TPA – Bumper Waste Of Space

The so-called Taxpayers’ Alliance (TPA) has brought forth its Bumper Book of Government Waste for 2014. This holds that £120 billion of public money has been expended unnecessarily. It looks impressive. The numbers are suitably frightening. But, for those who know the TPA and its shaky grip on reality, there will be no surprise on hearing that it is another steaming pile of weapons grade bullshit.
More bore from the second floor

In fact, every item on the TPA “waste” list above £1 billion is at best contentious, and at worst ideological preference – or just spin. One need only look at the first item, “Overpaying on public sector pay and pensions”, at £22.6 billion. Overpaying compared to what? Is this a like-with-like comparison of roles with the private sector? No, it’s subjective, as well as being mildly vindictive.

Then comes “Public sector fraud” at £20.6 billion. But that is the cost to the economy, not an overspend. So it’s not calculated in the same way as the public sector pay figure. And this is supposed to be credible? It gets worse: the next two items, “Public sector procurement” at £16.6 billion, and “Outsourcing” at £11.1 billion, depend on taking an Institute of Directors (IoD) report on trust. No chance.

Some of the items are petty: “Overly generous annual leave in the public sector” at £1.5 billion is typical (and no citation to back it up, surprise, surprise). Others are dependent on the TPA’s own ideological leanings and dodgy sums: [Cancel] “DfID budget increases” (£1.9bn), Abolishing Dept of BIS (£1.4bn) and “Axe the Department of Culture, Media and Sport” (£1.5bn) are typical.

Other ideological rubbish comes from the TPA pushing its “Work for the Dole” idea, which is grandly declared to save £3bn. They would abolish the state pension “triple lock” (£5.9bn) – going for the popular vote there, then – would not uprate income related benefits (£3.2bn), and cut contributory benefits “for those that don’t need them” (£3bn). None of this relates to waste, but to the TPA’s agenda.

The claim that £8.9bn could be saved on housing benefit would depend on housing costs since 2001 rising as those in Denmark (this comes under the cover of an allegedly broken planning system). And “Excessive pay for General Practitioners” at £1.4 billion assumes Doctors in the UK have the same duties as their counterparts in France (which the TPA has not bothered to find out).

Thus a confection of cherry-picking, false or unproven assumptions, ideological projection, dubious sources, and false equivalence.
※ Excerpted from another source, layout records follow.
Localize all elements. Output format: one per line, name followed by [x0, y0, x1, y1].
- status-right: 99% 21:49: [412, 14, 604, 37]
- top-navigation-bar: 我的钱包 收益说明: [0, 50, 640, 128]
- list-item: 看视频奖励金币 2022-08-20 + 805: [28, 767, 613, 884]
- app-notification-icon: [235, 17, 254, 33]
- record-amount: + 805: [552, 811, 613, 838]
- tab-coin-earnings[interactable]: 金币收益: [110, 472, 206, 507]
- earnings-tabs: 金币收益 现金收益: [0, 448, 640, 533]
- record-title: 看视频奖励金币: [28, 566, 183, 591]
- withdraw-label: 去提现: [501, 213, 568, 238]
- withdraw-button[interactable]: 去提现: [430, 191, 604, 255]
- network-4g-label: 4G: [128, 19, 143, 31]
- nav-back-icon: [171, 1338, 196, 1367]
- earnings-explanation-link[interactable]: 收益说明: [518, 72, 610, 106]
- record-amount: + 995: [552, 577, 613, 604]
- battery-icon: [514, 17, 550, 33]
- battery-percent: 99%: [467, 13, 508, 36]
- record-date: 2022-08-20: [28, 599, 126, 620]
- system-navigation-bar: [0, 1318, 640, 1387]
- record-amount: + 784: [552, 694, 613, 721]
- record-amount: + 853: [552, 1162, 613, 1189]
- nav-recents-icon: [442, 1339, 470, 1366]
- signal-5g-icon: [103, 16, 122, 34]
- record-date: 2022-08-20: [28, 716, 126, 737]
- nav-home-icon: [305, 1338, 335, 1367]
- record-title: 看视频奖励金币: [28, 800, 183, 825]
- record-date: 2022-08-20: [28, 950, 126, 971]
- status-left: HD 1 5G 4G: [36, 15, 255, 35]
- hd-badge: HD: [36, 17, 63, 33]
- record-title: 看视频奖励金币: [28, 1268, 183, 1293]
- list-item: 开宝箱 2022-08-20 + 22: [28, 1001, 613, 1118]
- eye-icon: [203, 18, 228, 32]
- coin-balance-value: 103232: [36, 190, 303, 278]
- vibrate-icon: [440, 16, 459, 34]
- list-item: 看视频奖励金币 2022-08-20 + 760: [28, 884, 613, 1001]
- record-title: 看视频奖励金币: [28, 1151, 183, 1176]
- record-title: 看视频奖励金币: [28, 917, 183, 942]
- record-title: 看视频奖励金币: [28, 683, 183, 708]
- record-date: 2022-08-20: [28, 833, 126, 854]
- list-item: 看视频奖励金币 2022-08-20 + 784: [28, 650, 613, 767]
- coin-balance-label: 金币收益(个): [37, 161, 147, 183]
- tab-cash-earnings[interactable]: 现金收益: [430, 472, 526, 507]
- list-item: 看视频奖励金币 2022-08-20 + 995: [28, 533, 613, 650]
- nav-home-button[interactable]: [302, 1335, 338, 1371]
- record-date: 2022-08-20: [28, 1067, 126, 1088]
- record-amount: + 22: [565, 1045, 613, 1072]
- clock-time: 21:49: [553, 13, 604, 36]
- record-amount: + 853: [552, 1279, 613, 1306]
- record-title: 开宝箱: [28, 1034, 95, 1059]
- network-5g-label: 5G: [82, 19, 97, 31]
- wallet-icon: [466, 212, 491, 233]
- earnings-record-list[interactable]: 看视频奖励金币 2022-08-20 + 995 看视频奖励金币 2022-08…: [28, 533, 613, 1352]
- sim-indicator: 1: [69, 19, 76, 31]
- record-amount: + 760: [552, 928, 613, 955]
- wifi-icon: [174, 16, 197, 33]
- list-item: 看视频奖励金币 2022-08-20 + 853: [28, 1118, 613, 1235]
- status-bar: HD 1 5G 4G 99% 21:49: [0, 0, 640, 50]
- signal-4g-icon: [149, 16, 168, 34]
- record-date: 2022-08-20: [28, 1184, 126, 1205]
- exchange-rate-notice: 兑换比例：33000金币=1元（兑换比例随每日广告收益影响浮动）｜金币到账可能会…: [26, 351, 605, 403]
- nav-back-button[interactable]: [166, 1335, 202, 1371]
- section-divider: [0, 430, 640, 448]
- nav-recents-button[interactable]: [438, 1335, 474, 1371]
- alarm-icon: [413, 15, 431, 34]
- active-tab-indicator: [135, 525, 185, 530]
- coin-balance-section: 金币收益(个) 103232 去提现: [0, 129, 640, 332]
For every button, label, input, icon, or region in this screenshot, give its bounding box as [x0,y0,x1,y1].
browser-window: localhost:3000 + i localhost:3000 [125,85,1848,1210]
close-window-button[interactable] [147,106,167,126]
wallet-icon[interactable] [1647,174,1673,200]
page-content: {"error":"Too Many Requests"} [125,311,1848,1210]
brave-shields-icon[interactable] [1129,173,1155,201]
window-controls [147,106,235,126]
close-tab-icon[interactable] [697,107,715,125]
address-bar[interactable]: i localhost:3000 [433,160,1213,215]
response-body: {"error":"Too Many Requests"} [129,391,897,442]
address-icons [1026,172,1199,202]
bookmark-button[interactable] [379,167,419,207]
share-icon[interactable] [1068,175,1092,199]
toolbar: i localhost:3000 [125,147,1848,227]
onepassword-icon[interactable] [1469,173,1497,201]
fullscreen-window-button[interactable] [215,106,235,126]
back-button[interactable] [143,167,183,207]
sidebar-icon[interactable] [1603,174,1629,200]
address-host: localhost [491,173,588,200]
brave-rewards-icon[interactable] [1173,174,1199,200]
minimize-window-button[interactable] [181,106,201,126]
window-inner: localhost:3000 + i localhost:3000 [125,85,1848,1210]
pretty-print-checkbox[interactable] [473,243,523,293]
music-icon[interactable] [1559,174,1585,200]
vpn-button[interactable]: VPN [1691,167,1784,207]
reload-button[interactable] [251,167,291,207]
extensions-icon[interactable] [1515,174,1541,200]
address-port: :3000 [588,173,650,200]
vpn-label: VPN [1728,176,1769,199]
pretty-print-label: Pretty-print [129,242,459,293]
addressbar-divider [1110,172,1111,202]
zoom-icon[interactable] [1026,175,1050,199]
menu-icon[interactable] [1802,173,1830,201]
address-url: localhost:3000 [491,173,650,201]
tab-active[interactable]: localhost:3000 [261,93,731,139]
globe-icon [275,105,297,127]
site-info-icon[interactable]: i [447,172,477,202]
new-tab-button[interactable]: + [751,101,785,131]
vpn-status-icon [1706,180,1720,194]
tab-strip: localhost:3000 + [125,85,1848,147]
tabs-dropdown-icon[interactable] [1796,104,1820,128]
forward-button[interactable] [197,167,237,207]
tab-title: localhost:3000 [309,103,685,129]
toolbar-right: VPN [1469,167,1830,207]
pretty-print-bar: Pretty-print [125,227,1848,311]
And many in the press have lapped it up. But this is just another TPA “report” that falls apart under the slightest of prodding. It has one purpose, and one alone: not to save taxpayers money, but to undermine public service and anything called Government.

And there is only one place where it should be filed: in the bin.

2 comments:

Bob said...

How about further cuts in flood defences!

The good people along the Thames are just discovering the Big Society for the first time.

SteveHolmes11 said...

Where in the list did they mention Thatcher's funeral, The costs of "unelected" Baroness Warsi's ennoblement, or overpatment to the likes of G4S for work not delivered.